Stell dir vor …

es ist Patchday und keiner geht hin … So oder auch mit „Murmeltiertag“ könnte man grob umschreiben, was da gerade passiert. Es gibt eine Sicherheitslücke bei Microsoft. Naja, genauer gesagt sind es 6 kritische und 49 wichtige, von denen 2 auch bereits angegriffen werden. Die Schwachstelle trägt die Kennung CVE-2021-42321 und Angriffe auf sie können unter Umständen erfolgreich sein. Wohl dem, der sein Patchmanagement im Griff hat bzw. keine eigenen Exchange Server bzw. Hybride hat. Denn so unangenehm die Beschäftigung mit Exchange Online in puncto Drittlandübermittlungen (und ja, auch bei Microsoft Ireland ist das Thema nicht vollends vom Tisch) sein mag: Damit hätte man nichts mehr zu tun, die erforderlichen Maßnahmen hat Microsoft bereits ergriffen. Übrigens ist auch Active Directory bzw. MS Office (insbesondere Excel) im Fokus der Angreifer.

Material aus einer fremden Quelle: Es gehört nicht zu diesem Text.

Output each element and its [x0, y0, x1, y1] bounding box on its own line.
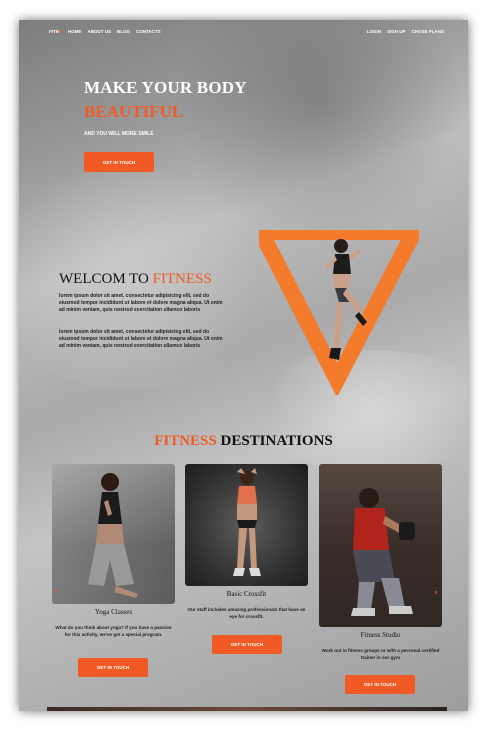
welcome-paragraph: lorem ipsum dolor sit amet, consectetur …: [59, 329, 223, 350]
welcome-title-accent: FITNESS: [152, 271, 212, 287]
landing-page: FITNE HOME ABOUT US BLOG CONTACTS LOGIN …: [19, 20, 468, 711]
card-title-basic-crossfit: Basic Crossfit: [226, 590, 267, 598]
destinations-title-accent: FITNESS: [154, 433, 217, 449]
site-logo[interactable]: FITNE: [49, 29, 62, 34]
crossfit-woman-illustration: [233, 468, 261, 576]
nav-item-chose-plans[interactable]: CHOSE PLANS: [411, 29, 444, 34]
triangle-athlete-graphic: [259, 230, 419, 395]
card-desc-fitness-studio: Work out in fitness groups or with a per…: [321, 648, 440, 660]
nav-right: LOGIN SIGN UP CHOSE PLANS: [367, 29, 444, 34]
fitness-man-illustration: [319, 464, 442, 627]
nav-item-blog[interactable]: BLOG: [117, 29, 130, 34]
welcome-paragraph: lorem ipsum dolor sit amet, consectetur …: [59, 293, 223, 314]
yoga-woman-illustration: [52, 464, 175, 604]
destinations-title-text: DESTINATIONS: [220, 433, 333, 449]
background-photo-shade: [169, 20, 468, 240]
nav-item-about-us[interactable]: ABOUT US: [88, 29, 112, 34]
destinations-title: FITNESS DESTINATIONS: [19, 433, 468, 450]
studio-get-in-touch-button[interactable]: GET IN TOUCH: [345, 675, 415, 694]
chevron-left-icon[interactable]: ‹: [53, 587, 57, 597]
welcome-title-text: WELCOM TO: [59, 271, 149, 287]
welcome-title: WELCOM TO FITNESS: [59, 271, 212, 288]
card-desc-basic-crossfit: Our staff includes amazing professionals…: [187, 607, 306, 619]
crossfit-get-in-touch-button[interactable]: GET IN TOUCH: [212, 635, 282, 654]
fitness-studio-image[interactable]: [319, 464, 442, 627]
nav-item-contacts[interactable]: CONTACTS: [136, 29, 161, 34]
logo-accent: E: [59, 29, 63, 34]
basic-crossfit-image[interactable]: [185, 464, 308, 586]
nav-item-home[interactable]: HOME: [68, 29, 82, 34]
hero-title-accent: BEAUTIFUL: [84, 102, 184, 121]
yoga-classes-image[interactable]: [52, 464, 175, 604]
yoga-get-in-touch-button[interactable]: GET IN TOUCH: [78, 658, 148, 677]
hero-subtitle: AND YOU WILL MORE SMILE: [84, 131, 154, 137]
top-nav: FITNE HOME ABOUT US BLOG CONTACTS LOGIN …: [19, 29, 468, 39]
logo-text: FITN: [49, 29, 59, 34]
footer-image-strip: [47, 707, 447, 711]
nav-item-sign-up[interactable]: SIGN UP: [387, 29, 406, 34]
card-title-fitness-studio: Fitness Studio: [360, 631, 401, 639]
card-title-yoga-classes: Yoga Classes: [94, 608, 133, 616]
nav-left: FITNE HOME ABOUT US BLOG CONTACTS: [49, 29, 161, 34]
hero-get-in-touch-button[interactable]: GET IN TOUCH: [84, 152, 154, 172]
hero-title: MAKE YOUR BODY: [84, 78, 247, 97]
nav-item-login[interactable]: LOGIN: [367, 29, 381, 34]
chevron-right-icon[interactable]: ›: [434, 588, 438, 598]
card-desc-yoga-classes: What do you think about yoga? If you hav…: [55, 625, 172, 637]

Übrigens: Wer glaubt, mit Zwei-Faktor-Authentifizierung auf der sicheren Seite zu sein, könnte sich bald eines Besseren belehrt sehen, denn auch sie schützt nicht unbedingt vor Angriffen. Die neue Exchange-Schwachstelle kann ausgenutzt werden, vor allem wenn bereits ein Konto kompromittiert wurde. In der Regel sollte die 2-Faktor-Authentifizierung die Ausnutzung der Schwachstelle aber verhindern. So ungern mancher auf Microsoft hören mag: Hier sollte man es tun und schnellstmöglich die vorhandenen Updates installieren.